A company called Farm Power based in Washington State is trying to stimulate rural farming communities in the Pacific Northwest. The idea is not new, taking waste from cattle and capturing the gas to burn for energy generation. The reason dairy farms aren’t doing this right now on there own is because of the high capital costs for commercial grade digesters that harvest the methane gas from manure.
Farm Power formed to meet business demand for biogas or manure power by utilizing dairy farmers waste products and preventing greenhouse gas emissions from entering the atmosphere. Farm Power takes on the risk of providing the equipment to digest and extract methane gas which they then burn for electricity and sell to local power companies they’ve brokered deals with.

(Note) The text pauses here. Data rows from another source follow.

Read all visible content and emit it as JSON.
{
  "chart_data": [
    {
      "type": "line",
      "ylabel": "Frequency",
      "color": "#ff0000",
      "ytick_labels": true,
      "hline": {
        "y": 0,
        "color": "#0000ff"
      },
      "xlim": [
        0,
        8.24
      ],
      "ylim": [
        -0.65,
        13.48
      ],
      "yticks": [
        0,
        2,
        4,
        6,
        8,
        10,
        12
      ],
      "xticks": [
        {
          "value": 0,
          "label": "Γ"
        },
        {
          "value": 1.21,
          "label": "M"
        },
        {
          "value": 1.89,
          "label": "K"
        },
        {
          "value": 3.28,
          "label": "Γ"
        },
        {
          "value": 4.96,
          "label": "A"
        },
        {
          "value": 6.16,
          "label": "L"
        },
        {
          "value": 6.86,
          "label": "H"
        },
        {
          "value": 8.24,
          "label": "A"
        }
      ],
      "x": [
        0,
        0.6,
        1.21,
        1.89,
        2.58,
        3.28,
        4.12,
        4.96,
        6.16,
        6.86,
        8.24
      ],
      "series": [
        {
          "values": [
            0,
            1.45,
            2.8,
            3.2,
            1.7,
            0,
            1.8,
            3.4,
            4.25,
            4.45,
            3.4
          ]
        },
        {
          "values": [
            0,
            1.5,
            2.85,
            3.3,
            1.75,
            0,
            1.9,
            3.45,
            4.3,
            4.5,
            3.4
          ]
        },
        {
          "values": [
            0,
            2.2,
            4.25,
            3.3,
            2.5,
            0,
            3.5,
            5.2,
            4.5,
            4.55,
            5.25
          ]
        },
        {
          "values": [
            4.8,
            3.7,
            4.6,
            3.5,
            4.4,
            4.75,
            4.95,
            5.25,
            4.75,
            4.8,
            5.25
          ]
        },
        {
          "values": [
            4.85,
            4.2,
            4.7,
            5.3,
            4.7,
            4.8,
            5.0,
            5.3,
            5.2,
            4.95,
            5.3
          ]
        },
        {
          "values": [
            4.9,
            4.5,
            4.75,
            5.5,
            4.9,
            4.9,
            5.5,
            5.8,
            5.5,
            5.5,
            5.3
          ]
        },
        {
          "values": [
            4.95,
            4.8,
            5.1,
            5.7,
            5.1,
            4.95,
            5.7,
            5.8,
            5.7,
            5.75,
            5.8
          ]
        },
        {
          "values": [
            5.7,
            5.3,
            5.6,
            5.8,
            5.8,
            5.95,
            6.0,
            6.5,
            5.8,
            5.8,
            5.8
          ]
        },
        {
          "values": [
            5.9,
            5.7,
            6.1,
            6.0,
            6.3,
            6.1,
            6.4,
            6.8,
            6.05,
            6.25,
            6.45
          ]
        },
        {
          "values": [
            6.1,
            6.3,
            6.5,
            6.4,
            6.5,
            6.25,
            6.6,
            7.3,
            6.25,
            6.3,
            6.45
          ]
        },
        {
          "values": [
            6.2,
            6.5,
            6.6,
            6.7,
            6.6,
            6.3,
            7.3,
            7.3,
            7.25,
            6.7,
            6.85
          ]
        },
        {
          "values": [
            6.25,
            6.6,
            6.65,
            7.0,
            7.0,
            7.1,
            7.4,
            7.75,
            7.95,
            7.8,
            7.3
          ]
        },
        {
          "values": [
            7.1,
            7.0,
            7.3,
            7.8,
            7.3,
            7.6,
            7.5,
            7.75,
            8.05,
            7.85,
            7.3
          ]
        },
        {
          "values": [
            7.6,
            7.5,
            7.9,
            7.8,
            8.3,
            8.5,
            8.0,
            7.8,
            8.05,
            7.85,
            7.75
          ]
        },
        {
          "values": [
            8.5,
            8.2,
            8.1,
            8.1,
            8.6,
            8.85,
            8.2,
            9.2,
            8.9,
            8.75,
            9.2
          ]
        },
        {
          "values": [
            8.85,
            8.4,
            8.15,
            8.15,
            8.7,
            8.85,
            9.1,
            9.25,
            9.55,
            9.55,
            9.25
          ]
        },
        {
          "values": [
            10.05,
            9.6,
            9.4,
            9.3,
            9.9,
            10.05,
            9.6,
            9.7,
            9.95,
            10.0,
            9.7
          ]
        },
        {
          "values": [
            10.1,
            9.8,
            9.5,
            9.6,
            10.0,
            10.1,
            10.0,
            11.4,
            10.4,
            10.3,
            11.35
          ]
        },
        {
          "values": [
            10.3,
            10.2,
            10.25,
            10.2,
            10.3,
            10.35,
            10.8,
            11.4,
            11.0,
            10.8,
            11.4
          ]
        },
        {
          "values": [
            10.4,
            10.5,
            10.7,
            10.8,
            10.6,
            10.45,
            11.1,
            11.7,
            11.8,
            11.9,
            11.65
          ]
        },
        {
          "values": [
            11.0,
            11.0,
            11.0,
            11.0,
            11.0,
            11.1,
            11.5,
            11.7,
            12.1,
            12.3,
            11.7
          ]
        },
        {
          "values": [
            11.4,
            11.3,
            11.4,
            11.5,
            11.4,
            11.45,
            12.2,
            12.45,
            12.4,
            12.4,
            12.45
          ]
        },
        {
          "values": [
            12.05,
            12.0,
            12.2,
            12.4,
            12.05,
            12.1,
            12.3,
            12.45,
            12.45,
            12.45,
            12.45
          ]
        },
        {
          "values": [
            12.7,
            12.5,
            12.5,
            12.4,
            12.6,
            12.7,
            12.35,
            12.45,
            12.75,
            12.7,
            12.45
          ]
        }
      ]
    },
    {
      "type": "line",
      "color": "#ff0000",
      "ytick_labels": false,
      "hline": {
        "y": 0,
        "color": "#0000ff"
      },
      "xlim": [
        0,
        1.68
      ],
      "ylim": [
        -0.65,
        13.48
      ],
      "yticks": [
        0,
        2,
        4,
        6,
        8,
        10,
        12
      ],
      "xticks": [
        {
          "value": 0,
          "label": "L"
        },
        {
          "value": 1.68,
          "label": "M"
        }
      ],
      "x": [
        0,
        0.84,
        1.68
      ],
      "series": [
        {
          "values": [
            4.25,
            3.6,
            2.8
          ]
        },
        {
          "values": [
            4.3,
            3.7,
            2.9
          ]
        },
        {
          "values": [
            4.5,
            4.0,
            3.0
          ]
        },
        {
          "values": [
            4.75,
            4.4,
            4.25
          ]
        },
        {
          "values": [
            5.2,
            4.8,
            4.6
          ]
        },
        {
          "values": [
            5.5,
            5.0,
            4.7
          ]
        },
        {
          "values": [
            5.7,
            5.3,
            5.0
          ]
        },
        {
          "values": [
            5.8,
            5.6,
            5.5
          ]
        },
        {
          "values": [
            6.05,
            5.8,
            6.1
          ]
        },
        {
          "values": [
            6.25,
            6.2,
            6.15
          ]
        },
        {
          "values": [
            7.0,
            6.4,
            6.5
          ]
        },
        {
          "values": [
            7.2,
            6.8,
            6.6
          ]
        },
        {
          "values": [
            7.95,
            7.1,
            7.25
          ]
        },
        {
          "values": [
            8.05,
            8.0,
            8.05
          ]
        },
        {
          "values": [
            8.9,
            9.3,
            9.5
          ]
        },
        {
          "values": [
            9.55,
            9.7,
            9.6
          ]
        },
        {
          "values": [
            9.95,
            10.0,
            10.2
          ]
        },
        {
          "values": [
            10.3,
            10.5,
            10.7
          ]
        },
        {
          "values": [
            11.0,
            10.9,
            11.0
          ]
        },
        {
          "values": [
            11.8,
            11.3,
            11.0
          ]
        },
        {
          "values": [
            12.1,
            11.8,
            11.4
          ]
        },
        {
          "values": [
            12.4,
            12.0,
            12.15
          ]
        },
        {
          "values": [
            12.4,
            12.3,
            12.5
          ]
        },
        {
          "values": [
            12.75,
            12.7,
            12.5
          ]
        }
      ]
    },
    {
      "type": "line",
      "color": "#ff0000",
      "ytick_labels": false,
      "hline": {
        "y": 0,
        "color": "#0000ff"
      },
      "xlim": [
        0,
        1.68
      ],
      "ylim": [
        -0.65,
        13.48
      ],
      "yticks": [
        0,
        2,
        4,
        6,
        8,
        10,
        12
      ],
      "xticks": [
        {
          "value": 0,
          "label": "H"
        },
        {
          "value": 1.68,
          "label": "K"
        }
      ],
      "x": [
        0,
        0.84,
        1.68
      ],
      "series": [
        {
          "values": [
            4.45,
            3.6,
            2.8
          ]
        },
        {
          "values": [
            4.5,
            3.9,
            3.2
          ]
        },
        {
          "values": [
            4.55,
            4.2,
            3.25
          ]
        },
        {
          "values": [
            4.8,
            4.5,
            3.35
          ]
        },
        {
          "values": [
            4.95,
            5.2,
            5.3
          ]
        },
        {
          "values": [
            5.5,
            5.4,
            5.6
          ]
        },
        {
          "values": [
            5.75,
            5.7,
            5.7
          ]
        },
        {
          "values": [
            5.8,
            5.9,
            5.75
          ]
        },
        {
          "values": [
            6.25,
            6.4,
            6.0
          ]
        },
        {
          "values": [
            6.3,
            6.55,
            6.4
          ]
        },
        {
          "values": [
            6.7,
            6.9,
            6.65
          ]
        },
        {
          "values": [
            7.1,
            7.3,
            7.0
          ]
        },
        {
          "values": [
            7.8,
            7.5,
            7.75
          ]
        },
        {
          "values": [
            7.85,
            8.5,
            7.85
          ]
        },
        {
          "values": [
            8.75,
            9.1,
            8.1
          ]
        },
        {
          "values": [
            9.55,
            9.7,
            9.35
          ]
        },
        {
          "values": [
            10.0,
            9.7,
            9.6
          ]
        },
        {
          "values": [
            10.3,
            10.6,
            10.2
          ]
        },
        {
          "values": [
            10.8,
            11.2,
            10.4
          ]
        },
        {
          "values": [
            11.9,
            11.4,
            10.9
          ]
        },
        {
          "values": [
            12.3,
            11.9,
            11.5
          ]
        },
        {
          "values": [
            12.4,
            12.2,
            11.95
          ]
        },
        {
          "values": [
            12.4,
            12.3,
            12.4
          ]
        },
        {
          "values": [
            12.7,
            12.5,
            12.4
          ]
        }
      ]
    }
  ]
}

In general, dairy farming is a very sustainable form of farming because of the use of animals. Dairy farmers are aware of the value of manure produced by their cattle. Nutrient rich manure is used to re-fertilize the land which creates a closed loop because the nutrients are used and re-used in a continuos circle. However, storing and spreading out raw manure on a field can lead to some draw backs that include a foul odorous smell, runoff, and greenhouse gas emissions.
21st century technology can better utilize manure power to harness energy though. Specially designed digesters are basically an air tight tank thats heated to around the same temperature as a cows stomach (100 degrees). In those conditions, the bacteria that exists in the manure are excited and begin to chow down on the solids, thereby releasing methane gas. The gas rises to the top of the digester where it is captured and burned by a generator. There is also a feedback loop for excess heat that is routed back to the tank to maintain that perfect bacteria temperature of around 100 degrees.
Once raw manure has been processed for methane biogas, two by-products are left, one which the farmer can still use as fertilizer for their fields and a clean digested fiber substance which can used for gardening or as bedding for the cows.
As mentioned before, Farm Power makes money by generating the electricity and selling it to local power companies but they also make money by selling carbon offsets since they are substantially reducing greenhouse gases. The Federal Government also pays Farm Power in the form of tax credits because they are creating a renewable energy (biogas) by capturing methane from manure.
According to Sustainable Business Oregon, the projects to build digesters cost around $3-$4 million a piece and generate around $500,000 a year in revenue. The digesters are typically paid for in about ten years and are built to last about 30 years. This type of business model is apparently attracting investors who are looking for long term returns.
Digesters are being used in Washington State and two more are currently set to come online in Oregon (with hopefully more to come in the future). Unlike other forms of renewable energy like ethanol derived from corn, this type of renewable gas from manure power does not reduce the food supply. If you ask me, these types of innovative solutions that promote renewable energy, prevent greenhouse gas emissions, and stimulate rural economies are just the kind of America we need to see more of. I am hopeful that green tech, green energy, and energy efficiency will lead the world on a path to economic prosperity and (in my opinion) Farm Power is a part of that future.